Ночь была бела, но над городом ворочались черные тучи, собиралась гроза, в новом городе погромыхивало, надо было успеть до дождя.

На мост он вступить не успел. Двое подошли сзади, цепко схватили под локти, легко поволокли под мост. Талая вода недавно отступила, берег под мостом был скользким, воняло тиной.
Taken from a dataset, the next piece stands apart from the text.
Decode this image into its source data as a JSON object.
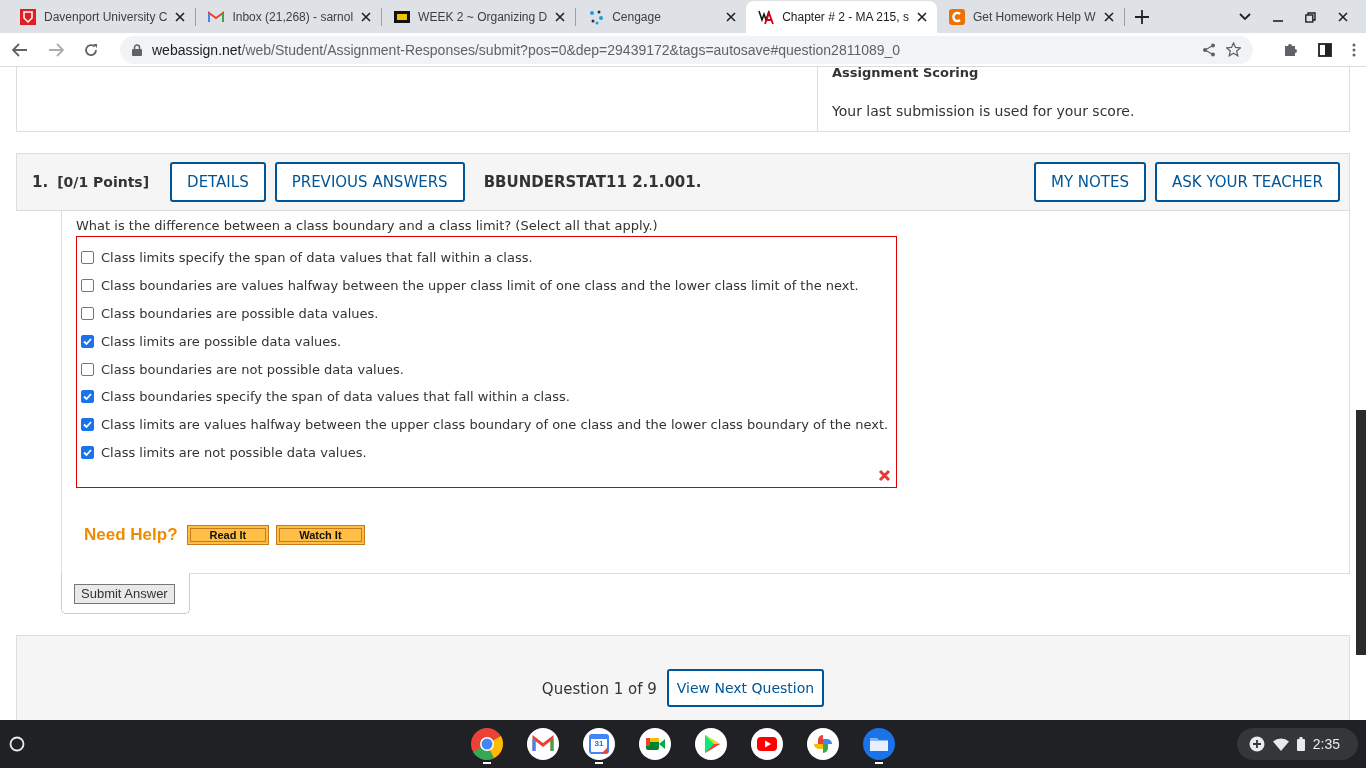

Били его, ему казалось, долго, бросали в липкую вонючую тину и поднимали вновь. Сначала он чувствовал боль в голове, потом ужасно ныла спина, и чудилось, будто горб от нее отходит, боль спускалась в ноги, перетекала в руки. Уже потом Черепанов думал, почему же он не спросил у тех двоих, за что его бьют, что им надо, не пытался сопротивляться или убежать, а только втягивал голову в плечи и слышал чей-то стон.

Он добрался домой перед утром. Редкие прохожие шарахались от него, принимая за пьяного. Гладкий асфальт нового города неверно раскачивался перед ним, сношенные каблуки куда-то проваливались, будто асфальт не успел остыть за ночь.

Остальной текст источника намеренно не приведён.